ConferencesIslamic finance conferences are about awareness, education and networking, but they are commercial undertaking with profit motives. The injection of halal at such conferences is actually a paradigm shift, as Islamic finance has traditionally ignored its much larger brethren: halal. It should be noted that at halal conferences/events, like World Halal Forum, Islamic finance topics are commonplace and, even, Islamic banks sponsor such events.
The time has arrived to present the halal value proposition at Islamic finance events. Thus, I was requested to present on halal at major events like the Kuala Lumpur Islamic Finance Forum (KLIFF) 2012, World Islamic Banking Conference (WIBC) Asia 2013 in Singapore, and at the Brunei Islamic Investment Summit (BIIS) 2013.
Furthermore, after His Highness Shaikh Mohammed bin Rashid Al Maktoum, Vice-President and Prime Minister of the UAE and Ruler of Dubai, made the historical announcement in early 2013, about Dubai's ambition for an Islamic economy, it has institutions, consultants, and conference organizers scuttling to put together a 'blue print' of the Islamic economy, including halal.

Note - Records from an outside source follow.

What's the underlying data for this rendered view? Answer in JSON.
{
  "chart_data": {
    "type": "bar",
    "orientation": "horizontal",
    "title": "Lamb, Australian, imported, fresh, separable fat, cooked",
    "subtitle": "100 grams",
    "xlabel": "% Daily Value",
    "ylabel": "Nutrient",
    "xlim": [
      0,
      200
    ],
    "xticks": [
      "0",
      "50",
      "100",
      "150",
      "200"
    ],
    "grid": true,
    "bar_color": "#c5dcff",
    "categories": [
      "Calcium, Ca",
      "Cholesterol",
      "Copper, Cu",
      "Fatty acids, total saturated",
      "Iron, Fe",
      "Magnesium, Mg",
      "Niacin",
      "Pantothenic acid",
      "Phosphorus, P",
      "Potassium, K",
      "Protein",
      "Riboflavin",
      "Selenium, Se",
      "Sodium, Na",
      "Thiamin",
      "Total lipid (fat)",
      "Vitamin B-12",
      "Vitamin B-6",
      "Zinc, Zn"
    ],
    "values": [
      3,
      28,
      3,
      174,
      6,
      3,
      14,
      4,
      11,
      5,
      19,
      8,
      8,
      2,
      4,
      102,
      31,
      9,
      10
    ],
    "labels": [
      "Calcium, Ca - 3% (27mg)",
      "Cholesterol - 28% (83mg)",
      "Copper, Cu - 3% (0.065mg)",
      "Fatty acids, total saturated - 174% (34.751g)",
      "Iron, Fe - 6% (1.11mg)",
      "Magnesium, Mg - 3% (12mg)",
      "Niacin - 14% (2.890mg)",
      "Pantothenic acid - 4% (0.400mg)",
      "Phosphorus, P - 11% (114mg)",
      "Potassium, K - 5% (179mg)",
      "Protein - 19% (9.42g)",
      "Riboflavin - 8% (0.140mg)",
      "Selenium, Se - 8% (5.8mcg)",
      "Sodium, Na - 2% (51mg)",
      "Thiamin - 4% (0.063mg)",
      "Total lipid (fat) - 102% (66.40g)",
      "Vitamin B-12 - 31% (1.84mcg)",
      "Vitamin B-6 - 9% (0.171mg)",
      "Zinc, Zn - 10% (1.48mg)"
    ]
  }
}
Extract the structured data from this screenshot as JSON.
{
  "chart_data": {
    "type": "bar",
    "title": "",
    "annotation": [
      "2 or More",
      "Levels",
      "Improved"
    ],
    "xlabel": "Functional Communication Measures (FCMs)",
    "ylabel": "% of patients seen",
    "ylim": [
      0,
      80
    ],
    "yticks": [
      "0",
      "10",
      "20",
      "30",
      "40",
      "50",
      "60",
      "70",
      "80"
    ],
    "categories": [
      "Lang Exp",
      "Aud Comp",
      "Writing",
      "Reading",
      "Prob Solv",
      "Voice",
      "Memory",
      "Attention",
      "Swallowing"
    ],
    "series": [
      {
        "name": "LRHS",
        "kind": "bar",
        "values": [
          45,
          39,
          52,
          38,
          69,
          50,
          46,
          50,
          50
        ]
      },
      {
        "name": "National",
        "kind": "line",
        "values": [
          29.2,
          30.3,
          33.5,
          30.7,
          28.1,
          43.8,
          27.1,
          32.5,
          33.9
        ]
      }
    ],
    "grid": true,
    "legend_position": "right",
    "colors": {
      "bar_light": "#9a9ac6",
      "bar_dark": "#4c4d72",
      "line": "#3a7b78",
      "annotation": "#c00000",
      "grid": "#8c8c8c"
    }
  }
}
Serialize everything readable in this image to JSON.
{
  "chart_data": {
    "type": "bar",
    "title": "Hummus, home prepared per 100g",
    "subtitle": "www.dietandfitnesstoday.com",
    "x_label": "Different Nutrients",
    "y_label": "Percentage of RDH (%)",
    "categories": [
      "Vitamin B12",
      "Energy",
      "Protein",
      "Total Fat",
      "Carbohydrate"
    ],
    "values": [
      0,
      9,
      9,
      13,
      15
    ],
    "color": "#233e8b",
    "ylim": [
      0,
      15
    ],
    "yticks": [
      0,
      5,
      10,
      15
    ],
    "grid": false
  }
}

The conversation on halal must continue to evolve from the academic, certification and research to the practical, immediate and impaction. Put differently, the monetisation of halal needs to entice the Islamic money, as the riba based money has financed halal. For example, one only needs to examine at the balance sheet of, say, publicly listed halal food companies in the SAMI Halal food index for Shariah compliance (financial ratios, especially on debt), and realize quite a few fail the screening process.